Mumbai, July 4:
Low-cost carrier AirAsia plans to increase its India fleet strength to 14 aircraft by October, four more than the current 10, Amar Abrol, AirAsia India CEO, said. This number will, Abrol added, rise to 20 by October 2018, allowing the airline to then begin international operations.
Aviation industry rules in India require an airline to operate a minimum of 20 aircraft on domestic routes before it can deploy any further aircraft to international operations.
Last month at the Paris Air Show, holding company AirAsia signed an agreement with aircraft manufacturer to order 14 new A320ceo aircraft, its current aircraft of choice. However, this precludes the airline from reaping the benefits under the government’s UDAN regional connectivity scheme, which is more suited to the smaller ATR aircraft.

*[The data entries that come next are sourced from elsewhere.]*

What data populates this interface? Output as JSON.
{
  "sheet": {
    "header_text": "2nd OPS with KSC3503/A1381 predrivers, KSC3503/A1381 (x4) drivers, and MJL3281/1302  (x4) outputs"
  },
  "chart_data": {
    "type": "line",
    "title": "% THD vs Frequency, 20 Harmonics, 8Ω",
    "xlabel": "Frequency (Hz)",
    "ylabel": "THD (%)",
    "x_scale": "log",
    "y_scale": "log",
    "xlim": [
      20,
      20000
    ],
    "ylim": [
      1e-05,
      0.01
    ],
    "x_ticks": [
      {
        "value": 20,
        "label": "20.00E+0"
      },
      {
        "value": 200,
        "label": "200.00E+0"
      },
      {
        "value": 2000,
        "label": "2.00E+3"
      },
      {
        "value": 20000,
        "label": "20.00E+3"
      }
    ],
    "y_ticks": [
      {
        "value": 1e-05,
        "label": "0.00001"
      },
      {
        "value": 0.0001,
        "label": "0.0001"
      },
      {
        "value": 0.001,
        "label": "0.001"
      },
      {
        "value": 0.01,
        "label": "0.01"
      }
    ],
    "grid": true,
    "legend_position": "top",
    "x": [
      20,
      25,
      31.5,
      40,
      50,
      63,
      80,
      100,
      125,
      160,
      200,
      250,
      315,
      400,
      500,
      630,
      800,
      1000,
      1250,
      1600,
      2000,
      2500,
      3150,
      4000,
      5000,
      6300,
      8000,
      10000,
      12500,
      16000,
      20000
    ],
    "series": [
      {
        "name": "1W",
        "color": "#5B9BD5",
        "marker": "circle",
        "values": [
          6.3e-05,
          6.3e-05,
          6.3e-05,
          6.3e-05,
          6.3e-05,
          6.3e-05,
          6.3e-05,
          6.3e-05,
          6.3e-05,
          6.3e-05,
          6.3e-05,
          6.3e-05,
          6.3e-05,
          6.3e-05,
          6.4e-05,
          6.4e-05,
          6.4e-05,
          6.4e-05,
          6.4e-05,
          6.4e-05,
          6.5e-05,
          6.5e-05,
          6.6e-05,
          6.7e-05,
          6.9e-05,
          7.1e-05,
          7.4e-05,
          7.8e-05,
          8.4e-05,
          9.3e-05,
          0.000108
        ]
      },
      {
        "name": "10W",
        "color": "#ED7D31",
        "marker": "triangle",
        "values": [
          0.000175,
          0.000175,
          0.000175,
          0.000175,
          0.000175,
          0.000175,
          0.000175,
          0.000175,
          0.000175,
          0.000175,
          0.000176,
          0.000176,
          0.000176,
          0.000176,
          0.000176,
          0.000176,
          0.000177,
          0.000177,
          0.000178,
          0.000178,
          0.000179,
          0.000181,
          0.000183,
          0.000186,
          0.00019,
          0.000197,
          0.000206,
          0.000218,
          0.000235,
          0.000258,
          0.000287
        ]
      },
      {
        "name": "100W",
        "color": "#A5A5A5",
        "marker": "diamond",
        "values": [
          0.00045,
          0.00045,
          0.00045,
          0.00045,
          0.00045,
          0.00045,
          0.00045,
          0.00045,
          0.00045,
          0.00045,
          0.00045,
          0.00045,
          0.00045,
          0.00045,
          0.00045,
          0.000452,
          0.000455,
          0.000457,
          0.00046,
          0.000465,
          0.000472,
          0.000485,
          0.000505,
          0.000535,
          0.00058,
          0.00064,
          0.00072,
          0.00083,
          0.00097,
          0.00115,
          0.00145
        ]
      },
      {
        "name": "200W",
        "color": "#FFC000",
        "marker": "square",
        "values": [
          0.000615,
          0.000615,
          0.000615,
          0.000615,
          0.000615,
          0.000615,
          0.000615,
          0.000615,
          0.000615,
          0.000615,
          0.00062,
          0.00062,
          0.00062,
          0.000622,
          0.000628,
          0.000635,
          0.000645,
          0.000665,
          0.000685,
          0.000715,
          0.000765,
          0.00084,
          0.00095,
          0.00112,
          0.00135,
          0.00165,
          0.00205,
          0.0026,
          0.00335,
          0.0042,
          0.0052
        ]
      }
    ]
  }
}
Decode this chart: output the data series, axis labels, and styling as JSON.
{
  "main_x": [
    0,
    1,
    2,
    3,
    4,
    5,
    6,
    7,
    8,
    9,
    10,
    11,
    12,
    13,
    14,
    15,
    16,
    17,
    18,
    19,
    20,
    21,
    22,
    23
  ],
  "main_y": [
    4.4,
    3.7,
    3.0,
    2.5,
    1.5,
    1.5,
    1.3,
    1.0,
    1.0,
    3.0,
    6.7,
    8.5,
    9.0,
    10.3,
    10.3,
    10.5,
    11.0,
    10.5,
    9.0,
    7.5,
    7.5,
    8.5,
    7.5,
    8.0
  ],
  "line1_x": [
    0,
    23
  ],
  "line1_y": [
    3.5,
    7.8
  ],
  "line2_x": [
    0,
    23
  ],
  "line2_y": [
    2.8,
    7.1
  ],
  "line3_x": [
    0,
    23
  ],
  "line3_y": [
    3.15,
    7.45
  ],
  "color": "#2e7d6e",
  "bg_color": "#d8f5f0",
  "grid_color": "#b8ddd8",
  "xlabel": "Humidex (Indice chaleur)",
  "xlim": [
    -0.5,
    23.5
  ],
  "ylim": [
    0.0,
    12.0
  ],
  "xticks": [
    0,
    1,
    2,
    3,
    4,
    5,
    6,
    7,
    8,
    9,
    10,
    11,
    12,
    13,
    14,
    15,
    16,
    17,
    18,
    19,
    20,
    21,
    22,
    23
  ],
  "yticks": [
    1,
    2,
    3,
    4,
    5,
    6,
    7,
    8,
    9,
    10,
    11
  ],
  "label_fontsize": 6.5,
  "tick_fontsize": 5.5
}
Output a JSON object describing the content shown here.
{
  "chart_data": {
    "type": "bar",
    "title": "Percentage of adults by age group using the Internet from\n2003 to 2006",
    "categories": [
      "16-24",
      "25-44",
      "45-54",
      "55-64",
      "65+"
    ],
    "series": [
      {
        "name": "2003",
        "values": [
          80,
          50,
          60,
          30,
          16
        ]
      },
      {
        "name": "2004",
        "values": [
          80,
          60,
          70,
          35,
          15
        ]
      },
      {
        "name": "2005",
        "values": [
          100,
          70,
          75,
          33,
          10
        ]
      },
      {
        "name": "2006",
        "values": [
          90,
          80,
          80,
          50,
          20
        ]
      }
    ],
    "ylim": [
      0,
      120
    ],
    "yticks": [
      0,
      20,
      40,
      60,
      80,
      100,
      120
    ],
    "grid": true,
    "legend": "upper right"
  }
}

AirAsia India, a 49:51 joint venture with the Malaysian parent and the Tata group, reported revenue of Rs. 1,000 crore for FY17, the company said. Abrol said the airline is on track to turn profitable by December 2019. The two shareholders have invested more than $75 million in the India venture till date.
On Tuesday, the airline announced that it had added Bhubaneshwar to its list of destinations, raising the count to 16. it also added six new routes connecting New Delhi, Jaipur & Bagdogra to Kolkata. The airline, based in Bengaluru, also has hubs in New Delhi and Kolkata.
“Our focus is not only on increasing routes but on increasing frequency and gaining market share in the routes we operate in,” Abrol said, explaining its modest fleet strength growth plans as opposed to market leader Indigo which is a lot more aggressive on fleet growth. “We’re currently gross profit-profitable in about 60 per cent of our 78 routes.”
Abrol also added that in the next couple of weeks, the airline will introduce its FLY-THRU programme to its operations in India. The ancillary service, available for a convenience fee, allows fliers to transfer from one (international) flight to another on the network without the hassle of going through immigration processing, or of having to collect baggage when taking 2 different flights to get to the final destination and stopping over at a transit station.
Abrol also said that the industry has made a representation to the aviation and finance ministries to reconsider rates under the new Goods and Services Tax regime on aircraft purchases by airlines. Tax credits are not available on imports and the new tax rules levy a 5 per cent customs import duty on aircraft, which raises the cost of each aircraft by roughly Rs. 8 crore for the airline.